The most amazing Apple Cranberry Pie with a crisp and flaky golden crust and juicy sweet apple filling. The apples and cranberries pair really nicely together and the most amazing combination is serving the pie warm with a cold scoop of ice cream.
Author:Olga's Flavor Factory
Prep Time:2 hours
Cook Time:1 hour 25 mins
Total Time:3 hours 25 mins
Yield:1 9 inch pie 1x
Category:Sweets
Ingredients
Scale
Pie Crust:
1 cup (16 Tablespoons) butter, very cold
2 1/2 cups all-purpose flour
1/8 teaspoon salt
2 Tablespoons granulated sugar
1 egg
2 Tablespoons sour cream
6–8 Tablespoons ice water
Filling:
3 lbs apples, peeled and sliced into 1/4 inch pieces
2 cups cranberries, fresh or frozen
1/3 cup granulated sugar
1/8 teaspoon salt
1 Tablespoon lemon juice
4 Tablespoons flour
2 Tablespoons butter, cut into 1/4 inch cubes
egg wash – 1 egg and 1 Tablespoon water or milk
Instructions
Pie Crust:
I start out with placing the butter and the water into the freezer while I am taking out the rest of the ingredients and getting everything set up so that they are extra cold.
Place the flour, salt, and sugar into a food processor and add the cold butter pieces. Pulse until there are pea-sized pieces of butter in the flour.
In a medium bowl or cup, combine the egg, sour cream and 3 Tablespoons of ice cold water. Pour this mixture into the flour and pulse to combine again. Keep adding more water, one Tablespoon at a time until the pie dough starts to come together. Don’t overmix it.
Dump it all out onto the counter and quickly knead it together until all the loose flour is incorporated into the dough, but don’t overwork it. Be very quick, since you don’t want your warm hands to melt the butter in the dough. Divide the dough in half, and wrap each in parchment paper, plastic wrap or aluminum foil and place into the refrigerator to chill at least for 1 hour. You can store it in the refrigerator a few days or in the freezer for a month.
Filling:
Preheat the oven to 400 degrees Fahrenheit.
Cut the cranberries in half and toss with 1-2 Tablespoons of the sugar. I like to do this because cranberries are really tart and this gives the sugar a better chance to soak into the berries and sweeten them up a bit.
Peel and slice the apples and place them into a large bowl with the cranberries, the rest of the sugar, lemon juice and salt. Set aside for at least 30 minutes. Drain all the juice that will accumulate in the bottom of the bowl. I got almost 1/2 a cup! This will keep the pie filling from becoming too watery.
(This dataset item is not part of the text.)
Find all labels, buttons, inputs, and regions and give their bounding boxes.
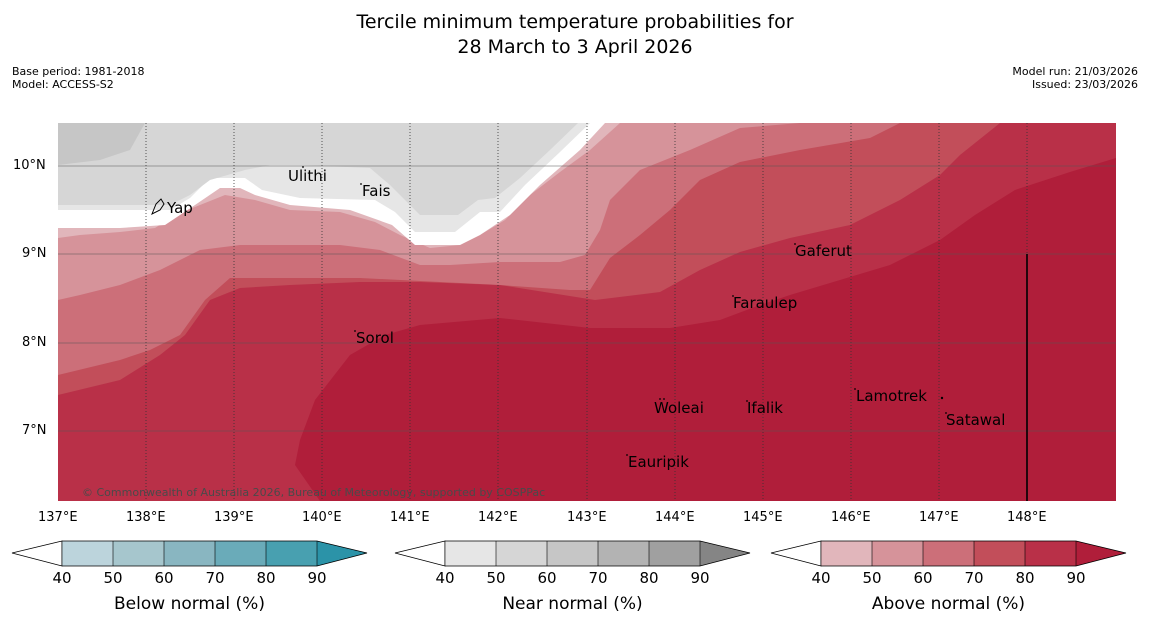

Add the flour to the drained filling and toss it together until all the apples and cranberries are coated in flour.
Assembling and Baking the Pie:
Roll out one of the discs of the pie dough into a 12-14 inch circle.
Ease it gently into a deep dish pie plate.
Keep the pie dough cold at all times. Fill the pie with the apple cranberry filling and dot the top of it with the 2 Tablespoons of butter.
Place the filled pie into the refrigerator while you work on the top crust.
Roll out the second pie crust and make it into a lattice top, or whatever kind of topping you like. Crimp the edges of the pie to make a pretty edge all the way around. Brush the top of the crust with the egg wash.
Bake the pie in the preheated oven for 25 minutes, then reduce the heat to 350 degrees Fahrenheit and bake for another 50-60 minutes.